What is today the age of?
I seem, in that question, to be talking about time. But it
is actually a peculiar view of time I have in mind. The stone age and iron age
have a function in the historical timeline of archaeology, marking the
discovery and use of materials and giving us a kind of linear sequence. You can’t
go from the stone age, in this sequence, to say the age of steel. First, you
have to discover how to forge things with iron.
This view of historical time presumes a community between
the person who uses it and the person who hears it. The “today” of my question
is not, in actuality, a dated time. If it were, that dated time would extend
across the Amazonian tribe and the Manhattan hedgefunder. They coexist in the
same planetary time.
I have been thinking about this since I started reading a book
that the Pulitzer prize committee thought highly enough of to short for its
prize in 2011 – S.C. Gwynne’s Empire of the Summer Moon, Quanah Park and the
Rise and Fall of the Comanches, The Most Powerful Indian Tribe in American
History. Gwynne, as the reviewers like
to say, is a master story teller – or at least he has a master story to tell.

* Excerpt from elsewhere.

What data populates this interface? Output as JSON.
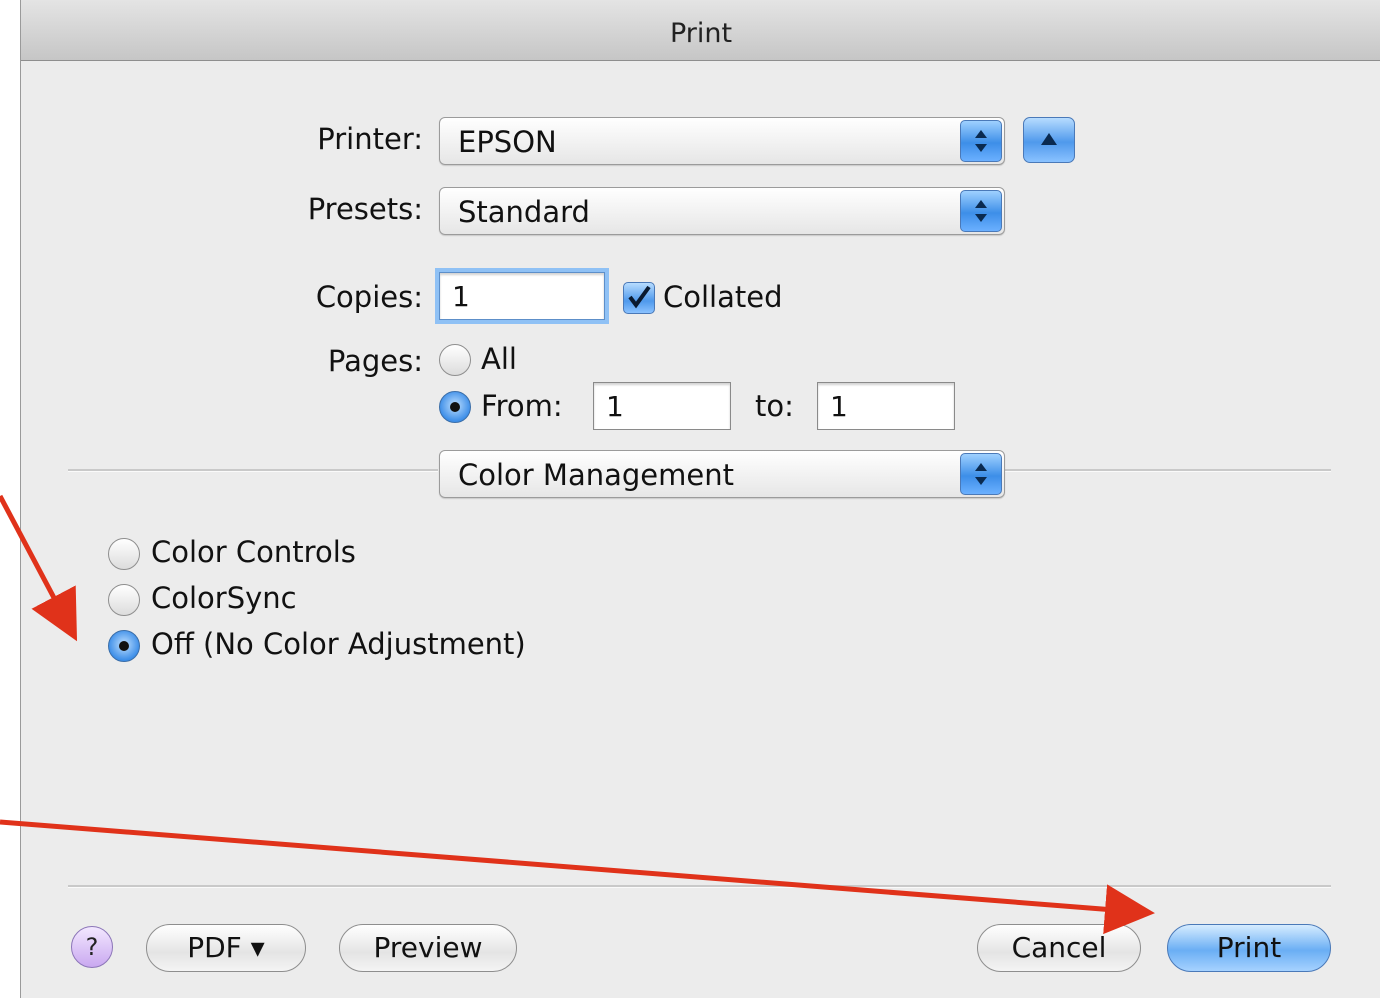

At the same time, he brings to the topic of the Comanches an attitude that I am
all too familiar with among white Western historians: a continuation of the same
nineteenth century ideology that justified wiping out the Indians and snatching
their land in the first place. To this end, Gwynne writes some astonishing
things about the moral retardedness of the Comanches, and of their lack of
vocabulary (being primitive people, they have a impoverished list of names for
things), and their generally small swarthy and bowlegged appearance. It is all
rather astonishing. Gwynne goes back to the roots of the West to explain how we
all evolved a great morality and ironwork and such, while the Comanche were
stone age people who thought nothing of committing barbarous infanticides,
rapes and tortures. This is done, of course, without any statistical comparison
of infanticides, rapes and tortures between the “West” and the Comanches – and with
a giant blind eye, one with a giant stye in it, turned to that peculiar
institution called slavery.
However, I’d rather concentrate on the notion of the stone
age as it is used here. This is such a peculiarly misleading way to speak of
the Comanches that it misses what they were about. It is not only an instance
of what anthropologist Johannes Fabian calls allochrony – the production of a
hierarchized time in a present in which, in actuality, societies are coeval.

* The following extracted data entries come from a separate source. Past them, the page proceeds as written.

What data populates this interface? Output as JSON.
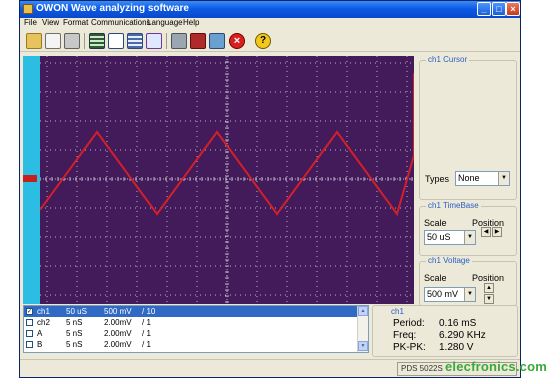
{
  "window": {
    "title": "OWON Wave analyzing software",
    "buttons": {
      "minimize": "_",
      "maximize": "□",
      "close": "×"
    }
  },
  "menu": [
    "File",
    "View",
    "Format",
    "Communications",
    "Language",
    "Help"
  ],
  "toolbar": {
    "tools": [
      "open-folder-icon",
      "print-preview-icon",
      "print-icon",
      "table-icon",
      "export-icon",
      "list-view-icon",
      "chart-view-icon",
      "tools-icon",
      "device-connect-icon",
      "network-icon",
      "stop-icon",
      "help-icon"
    ]
  },
  "colors": {
    "screen_bg": "#431a5a",
    "grid": "#b9b2c2",
    "trace": "#d0202a",
    "channel_strip": "#2bbde2",
    "selection": "#316ac5"
  },
  "cursor_panel": {
    "legend": "ch1 Cursor",
    "types_label": "Types",
    "types_value": "None"
  },
  "timebase_panel": {
    "legend": "ch1 TimeBase",
    "scale_label": "Scale",
    "position_label": "Position",
    "scale_value": "50 uS"
  },
  "voltage_panel": {
    "legend": "ch1 Voltage",
    "scale_label": "Scale",
    "position_label": "Position",
    "scale_value": "500 mV"
  },
  "channel_list": [
    {
      "checked": true,
      "name": "ch1",
      "time": "50 uS",
      "volt": "500 mV",
      "probe": "/ 10",
      "selected": true
    },
    {
      "checked": false,
      "name": "ch2",
      "time": "5 nS",
      "volt": "2.00mV",
      "probe": "/ 1",
      "selected": false
    },
    {
      "checked": false,
      "name": "A",
      "time": "5 nS",
      "volt": "2.00mV",
      "probe": "/ 1",
      "selected": false
    },
    {
      "checked": false,
      "name": "B",
      "time": "5 nS",
      "volt": "2.00mV",
      "probe": "/ 1",
      "selected": false
    }
  ],
  "measurements": {
    "channel": "ch1",
    "period_label": "Period:",
    "period_value": "0.16 mS",
    "freq_label": "Freq:",
    "freq_value": "6.290 KHz",
    "pkpk_label": "PK-PK:",
    "pkpk_value": "1.280 V"
  },
  "status": {
    "device": "PDS 5022S"
  },
  "watermark": "elecfronics.com"
}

This is certainly true, but what is missed here are the important technologies
that are generated within and structure a society. In the case of the Comanches,
from what we – we inheritors of Western knowledge – know about the pre-horse
Comanches, they were not huge users of stone as much as bone – and thread, and
hide. As with American society in the nineteenth century, much depended on
fabric. The cotton thread was the great
material of the South, and in the American economy. The hides of buffalo and
dear were the great materials of pre-horse Comanche society.
However, it was the horse, and the influx of iron, that
changed everything. The Comanches did not use stone implements to meet the
forward advance of the American freebooters – they used spears topped with iron
blades, for which they traded. They used firearms, when they could get them.
And most especially they used horses, which they raised and trained and rode in
an exemplary fashion.
They were, in other words, a dependent society – dependent on
technologies they could not replicate. At the same time, they had absorbed certain
elements of the changing character of the Great Plain and the Southwest –
notably the horse – and in doing so, had utterly changed their internal social
patterns and relations. To speak of
them, then, in terms that make more sense when doing archaeological digs in
Asia minor is a sort of classificatory obfuscation. It misleads more than
explains.
And this is what comes of not seeking one’s classificatory
measures with reference to one’s object – it is as if we were to measure the wing
length of the homo sapiens and find the species to be a very primitive bird.